Now, faith and faithfulness, I believe, are two entirely different animals. In our venacular, we tend to equate the word faith with belief, which implies just believing that Christ is risen is sufficient for salvation. But faithfulness means something beyond mere belief. Faithfulness
is more like believing by doing. Aha. Now, we have a problem. If I must believe by doing in order to be redeemed, then do my actions and not grace save me? Perhaps a better definition of faithfulness might be belief through being.
Let me explain.
The second grand conclusion I discovered Sunday was the fact that the fruits of the Spirit listed in Galatians 5:22-23 are actually the “fruit” of the Spirit. Singular, not plural, implying a crop or harvest of something. Once redeemed, the one who lives in faithfulness is seeking to be one who embodies all of the characteristics of Galatians 5:22-23. This is a state of being, fostered by the indwelling Spirit, redeemed upon inevitable failure by the grace of Christ.
Which brings us to the question of legalism. When Christ said his yoke was light, I believe he meant in comparison to the yoke of fulfillment which constituted Jewish religion at that time. The Talmud (as opposed to the Torah, upon which our modern OT cannon is based), which elaborated on the items of Deuteronomy and Leviticus, had grown to include so many items, that I am sure living up to its mandates would be something like living in the mind of a person with OCD. Wash hands so many times before touching this, step on a crack, break your mother’s back. That sort of thing.
When Christ proposed to lift the yoke of this kind of living, He could not have meant that living
would suddenly be easier. How is it a lighter yoke to be loving, joyful, peaceful, patient, kind, good, faithful, meek and in control of the self–all the time? It is lighter, perhaps, in that instead of following a distinct set of rules, the freedom of salvation means the freedom to be, not do. The actions that happen as a result of being are much lighter than actions required from a list of doing.
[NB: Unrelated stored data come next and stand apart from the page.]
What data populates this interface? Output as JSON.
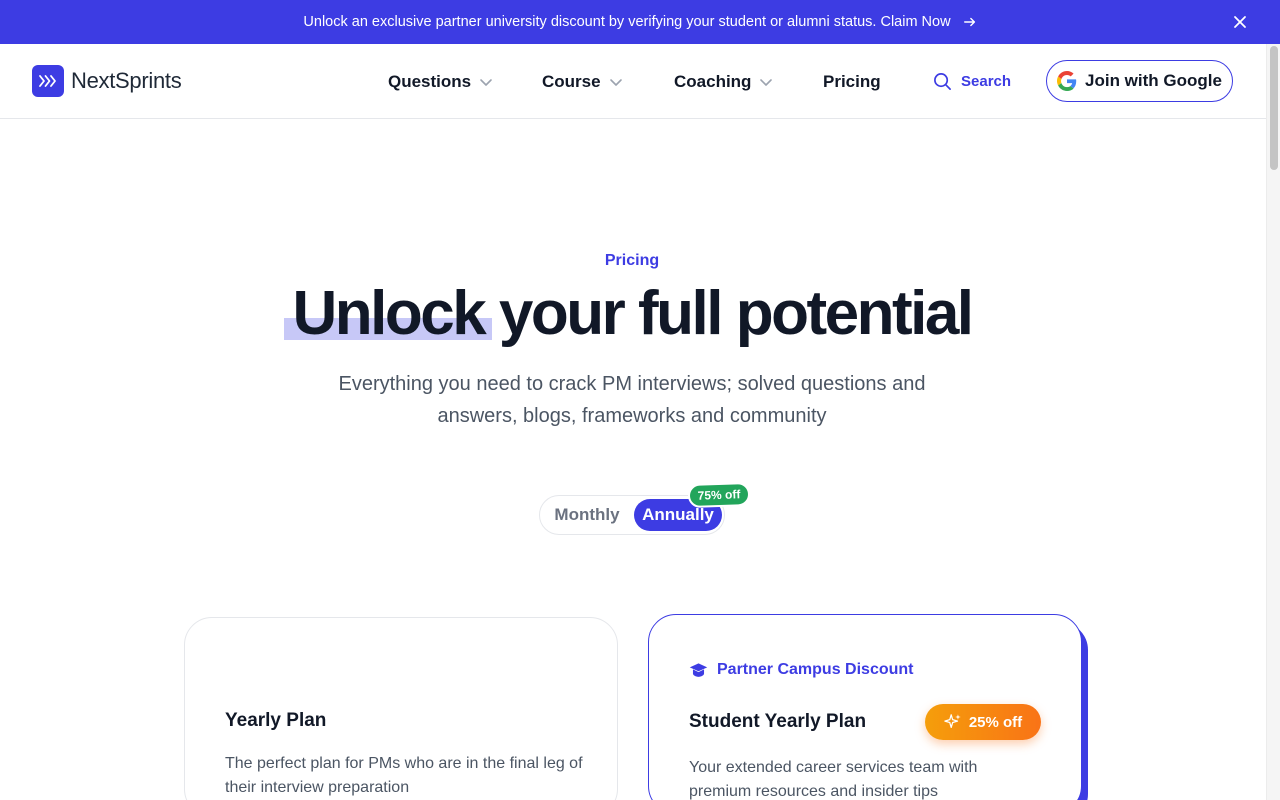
{
  "banner": {
    "text": "Unlock an exclusive partner university discount by verifying your student or alumni status. Claim Now",
    "arrow_icon": "arrow-right-icon",
    "close_icon": "close-icon",
    "color": "#3d3ce3"
  },
  "header": {
    "logo_text": "NextSprints",
    "nav": {
      "questions": "Questions",
      "course": "Course",
      "coaching": "Coaching",
      "pricing": "Pricing"
    },
    "search_label": "Search",
    "google_button_label": "Join with Google"
  },
  "hero": {
    "eyebrow": "Pricing",
    "headline_highlight": "Unlock",
    "headline_rest": "your full potential",
    "subhead": "Everything you need to crack PM interviews; solved questions and answers, blogs, frameworks and community"
  },
  "billing_toggle": {
    "monthly": "Monthly",
    "annually": "Annually",
    "selected": "Annually",
    "discount_badge": "75% off"
  },
  "plans": [
    {
      "title": "Yearly Plan",
      "description": "The perfect plan for PMs who are in the final leg of their interview preparation"
    },
    {
      "tag": "Partner Campus Discount",
      "title": "Student Yearly Plan",
      "badge": "25% off",
      "description": "Your extended career services team with premium resources and insider tips"
    }
  ],
  "colors": {
    "accent": "#3d3ce3",
    "success": "#22a55b",
    "badge_orange": "#f97316"
  }
}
I think the Western mind may have a problem with this concept that believing still requires doing because we do not wrap our minds around the concept of dualities. There’s a little bit of the feminine in the masculine and vice versa. We all have good and evil. Being is more than just believing, even though our actions, ultimately, are not what save us. When Christ, and subsequently Paul, smashed the legalistic requirements of salvation, they opened the door to a way of life that embodied more than any written law. Living the law of Christ is very different from living the Talmud. It is much more challenging, but it is also freeing because, as the Nicole Nordemann song reminds us–“His mercies are new every morning.” No matter how often we fall, as long as we sincerely repent, Christ helps us rise to begin again.